OK, so now I knew why Google was consistently crawling SpanishDict, attempting to translate queries consisting of naughty URLs embedded within Korean characters. But why in the world would someone go through all this trouble just to get Google to index these translation pages? Well, to see why, let's query Google for 분당출장안마 콜걸후불, which apparently means business trip massage:

Uh oh! Because we dynamically generate the titles and descriptions for our translation pages based on a user's query, when Google indexes one of these Korean translation links, it acts as a convenient advertising avenue for finding an erotic massage on your business trip. Just call 010-6445-9663!

Unfortunately, all sorts of adult content-related Korean Google searches now had SpanishDict links as top results.
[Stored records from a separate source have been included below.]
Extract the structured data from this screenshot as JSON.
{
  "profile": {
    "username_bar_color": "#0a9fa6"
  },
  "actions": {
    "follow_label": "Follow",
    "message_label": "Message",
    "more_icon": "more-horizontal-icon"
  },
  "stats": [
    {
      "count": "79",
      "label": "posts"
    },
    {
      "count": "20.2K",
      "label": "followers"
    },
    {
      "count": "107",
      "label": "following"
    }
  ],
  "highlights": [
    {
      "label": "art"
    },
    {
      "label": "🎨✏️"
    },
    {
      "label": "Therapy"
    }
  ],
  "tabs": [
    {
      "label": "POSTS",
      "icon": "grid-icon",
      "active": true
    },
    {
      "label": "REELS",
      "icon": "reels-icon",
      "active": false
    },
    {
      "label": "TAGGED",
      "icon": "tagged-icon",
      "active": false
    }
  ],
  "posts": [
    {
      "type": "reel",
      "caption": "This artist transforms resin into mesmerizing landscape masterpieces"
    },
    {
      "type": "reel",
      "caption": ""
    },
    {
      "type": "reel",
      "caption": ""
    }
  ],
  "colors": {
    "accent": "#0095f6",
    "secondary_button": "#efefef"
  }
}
For reference, here is an example of how our dynamic title generation is supposed to work:

We never expected our search engine titles to be hijacked like this, but here we were, serving two distinct roles. On the one hand, we were SpanishDict.com, the Spanish-English reference site our users know and love. On the other, we were KoreanDick.com, unknowingly peddling penis pills and erotic massages.
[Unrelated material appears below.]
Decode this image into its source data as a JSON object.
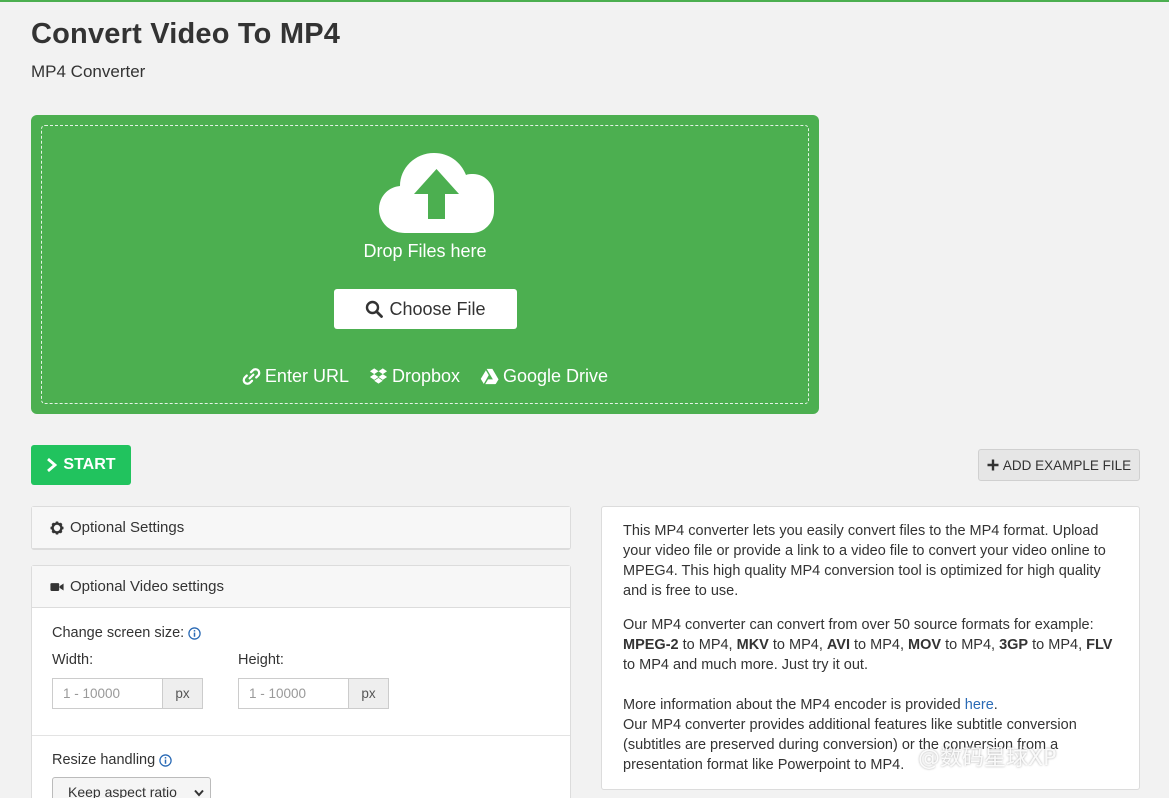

All sorts of popular websites dynamically generate their title and description tags in order to show well in search engine results, and the people behind this scam are well aware of this. As you can see above and from the following shot, we aren't the only site affected:

From what I can tell, these spammers systematically identified link patterns on popular websites which could be used to generate their desired search engine titles and then found a way to get thousands of these backlinks onto hundreds of different websites through the use of a vulnerable forum plugin. Google then crawled these domains, finding links to well-known websites like SpanishDict, Playstation Store, LinkedIn, and Meetup, and because of these sites' search reputations, links to these trusted sites now show up as top Google results when querying for naughty things in South Korea.
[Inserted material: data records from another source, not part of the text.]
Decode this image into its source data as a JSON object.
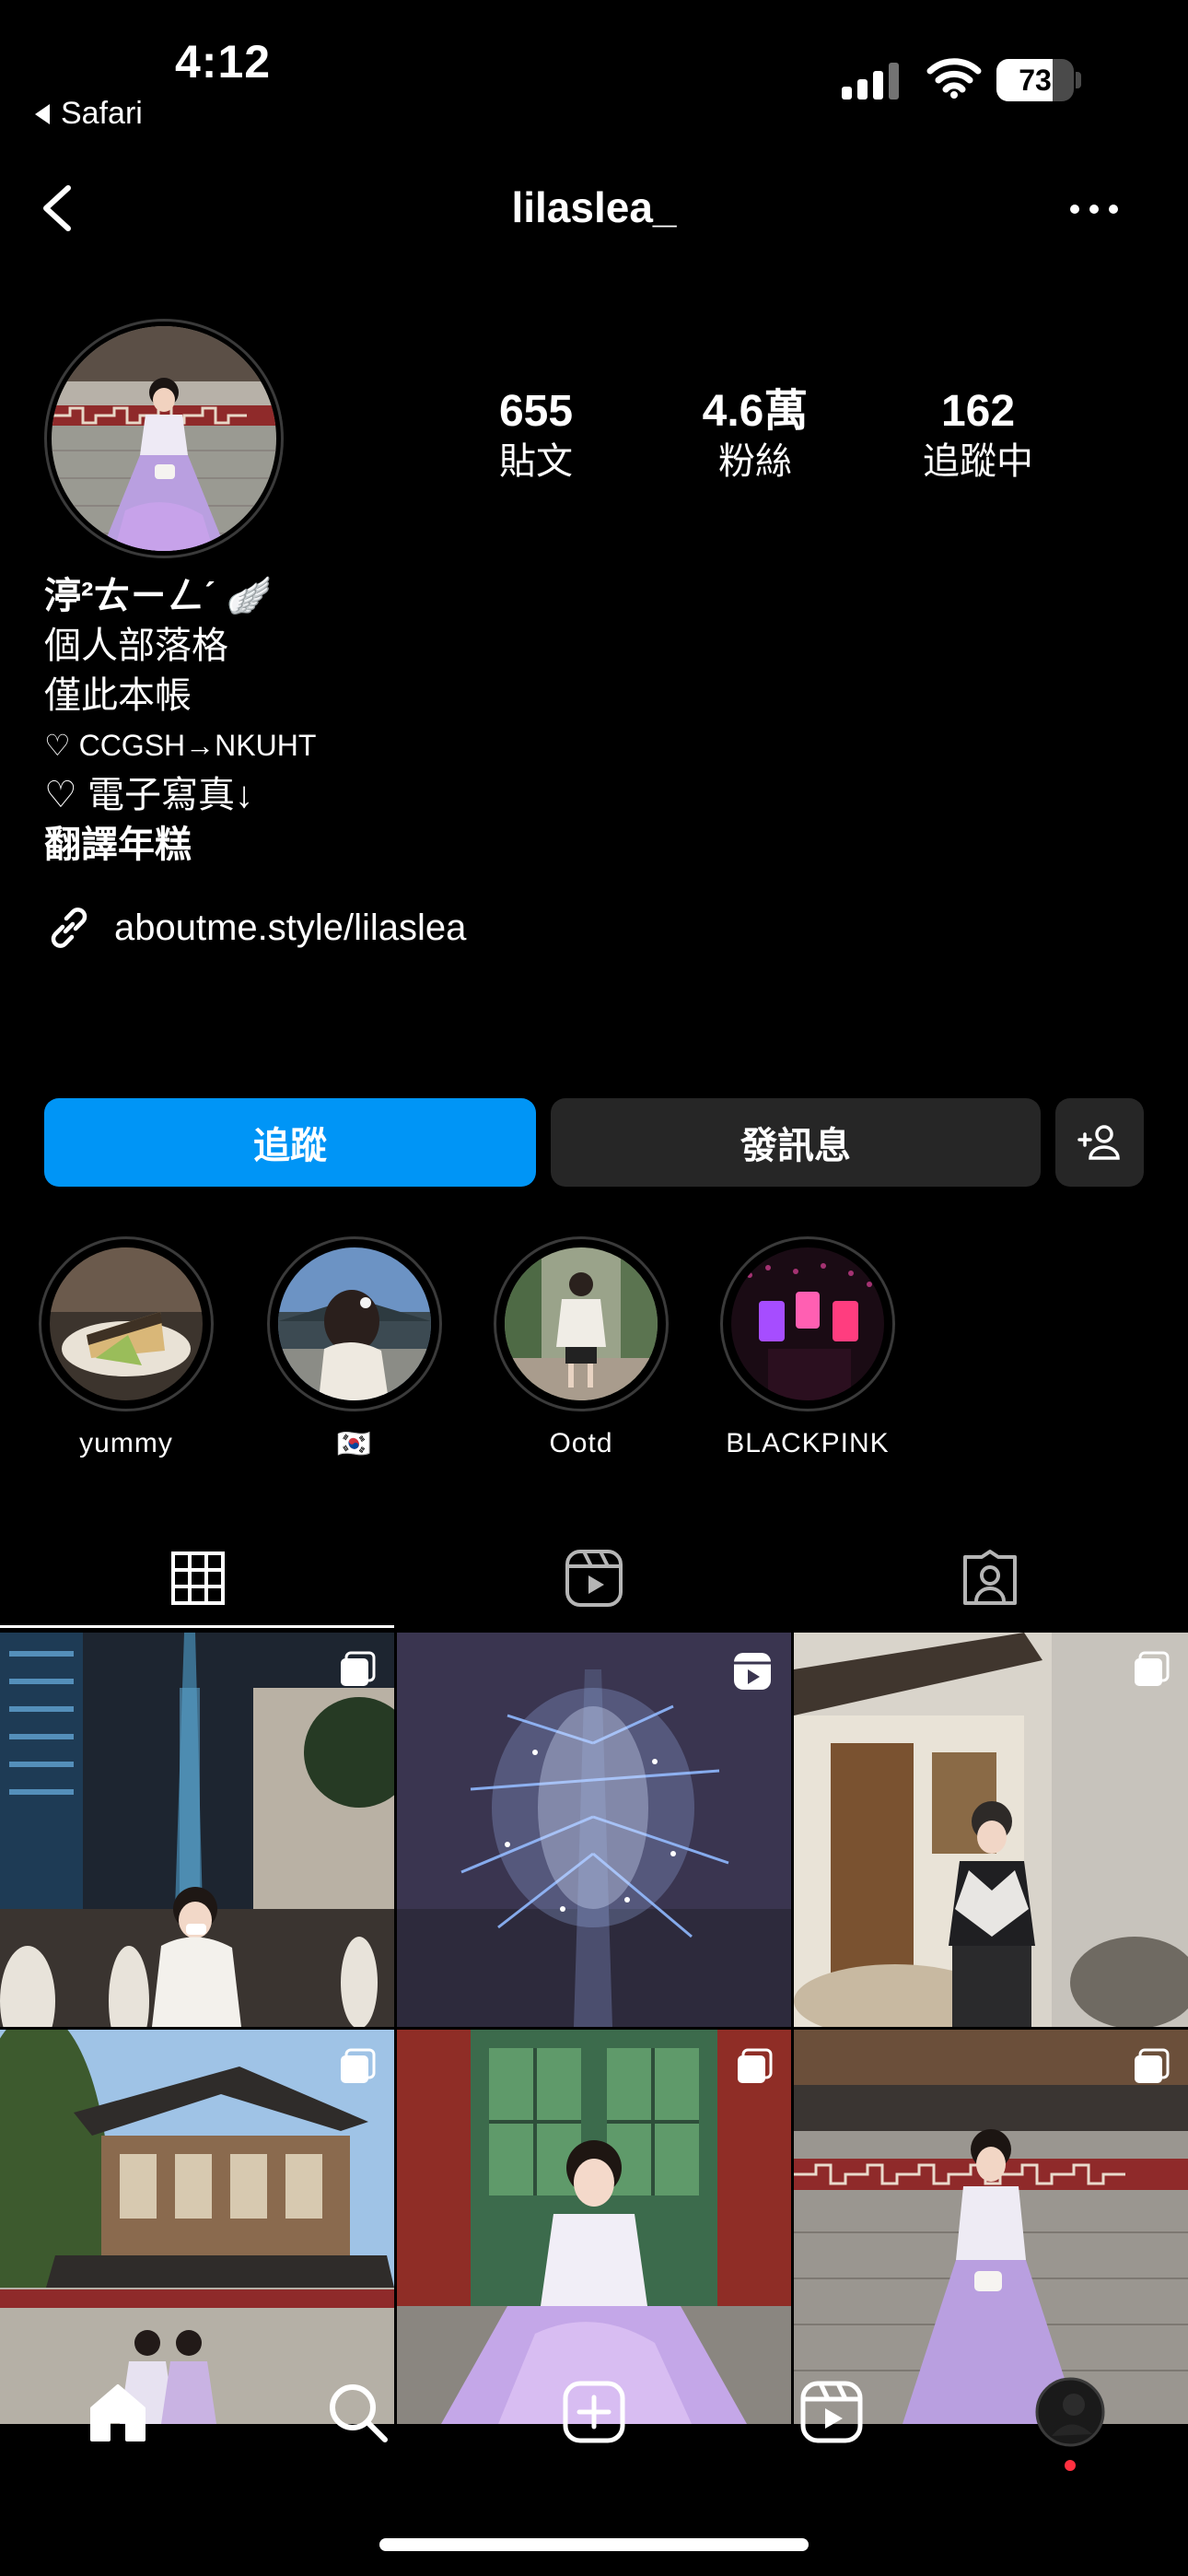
{
  "status_bar": {
    "time": "4:12",
    "back_app": "Safari",
    "battery": "73",
    "battery_level": 0.73
  },
  "header": {
    "username": "lilaslea_"
  },
  "profile": {
    "stats": [
      {
        "value": "655",
        "label": "貼文"
      },
      {
        "value": "4.6萬",
        "label": "粉絲"
      },
      {
        "value": "162",
        "label": "追蹤中"
      }
    ],
    "bio": {
      "name": "渟²ㄊㄧㄥˊ 🪽",
      "line1": "個人部落格",
      "line2": "僅此本帳",
      "line3": "♡ CCGSH→NKUHT",
      "line4": "♡ 電子寫真↓",
      "line5": "翻譯年糕"
    },
    "link": "aboutme.style/lilaslea"
  },
  "actions": {
    "follow": "追蹤",
    "message": "發訊息"
  },
  "highlights": [
    {
      "label": "yummy"
    },
    {
      "label": "🇰🇷"
    },
    {
      "label": "Ootd"
    },
    {
      "label": "BLACKPINK"
    }
  ],
  "tabs": [
    {
      "icon": "grid-icon"
    },
    {
      "icon": "reels-icon"
    },
    {
      "icon": "tagged-icon"
    }
  ],
  "posts": [
    {
      "subject": "Taipei 101 night crowd",
      "badge": "carousel"
    },
    {
      "subject": "Taipei 101 fireworks",
      "badge": "reel"
    },
    {
      "subject": "hanok alley outfit",
      "badge": "carousel"
    },
    {
      "subject": "palace pavilion",
      "badge": "carousel"
    },
    {
      "subject": "hanbok green door",
      "badge": "carousel"
    },
    {
      "subject": "hanbok stone wall",
      "badge": "carousel"
    }
  ],
  "bottom_nav": [
    {
      "icon": "home-icon"
    },
    {
      "icon": "search-icon"
    },
    {
      "icon": "create-icon"
    },
    {
      "icon": "reels-icon"
    },
    {
      "icon": "profile-avatar"
    }
  ],
  "colors": {
    "accent": "#0095f6",
    "button_dark": "#262626",
    "notification": "#ff3040",
    "background": "#000000"
  }
}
Not only did they do this, but they found a way to avoid some websites' spam detection systems. Many websites don't allow searches that contain phone numbers or URLs, but a simple implementation will not catch text that contains KAS38,CㅇM or 0l0 ②163 884⑦ despite the fact that a human can easily identify them as kas38.com and 010-2163-8847.

I had heard of negative SEO attacks, or Google Bowling, perpetrated by companies trying to demote a competitor in the Google search rankings, but this is something else entirely, and I actually have a lot of respect for whoever put this plan together and executed it.

That said, the excess of these bad backlinks to SpanishDict.com is a problem for our business because it could cause Google to demote us in search rankings. These links are also taking up space in Google's allotment for SpanishDict links that could be better used for useful pages instead! Of course, we also definitely don't want to be advertising for these kinds of services, so we immediately started returning a Not Found page anytime a query contains a Korean character. Now every time Google visits one of these links, it encounters a 404 error. Since implementing this change, Google has tried to access over 200,000 of these links:

We also used Google Search Console to disavow the links from the 400 domains we know of that have Korean links to SpanishDict. Going forward, we are actively thinking about other ways to validate queries and prevent a similar attack like this in the future, but this approach worked as a quick patch.

Remember that word 야동 which was our 11th most popular Google keyword? Well, it does mean wild, but this was definitely not a fluke with Search Console's data. According to Yahoo Answers, 야동 is also slang for erotic videos. Tens of thousands of clicks through to an online dictionary coming from Korean Google searchers looking for porn....pretty wild, huh? The internet continues to amaze.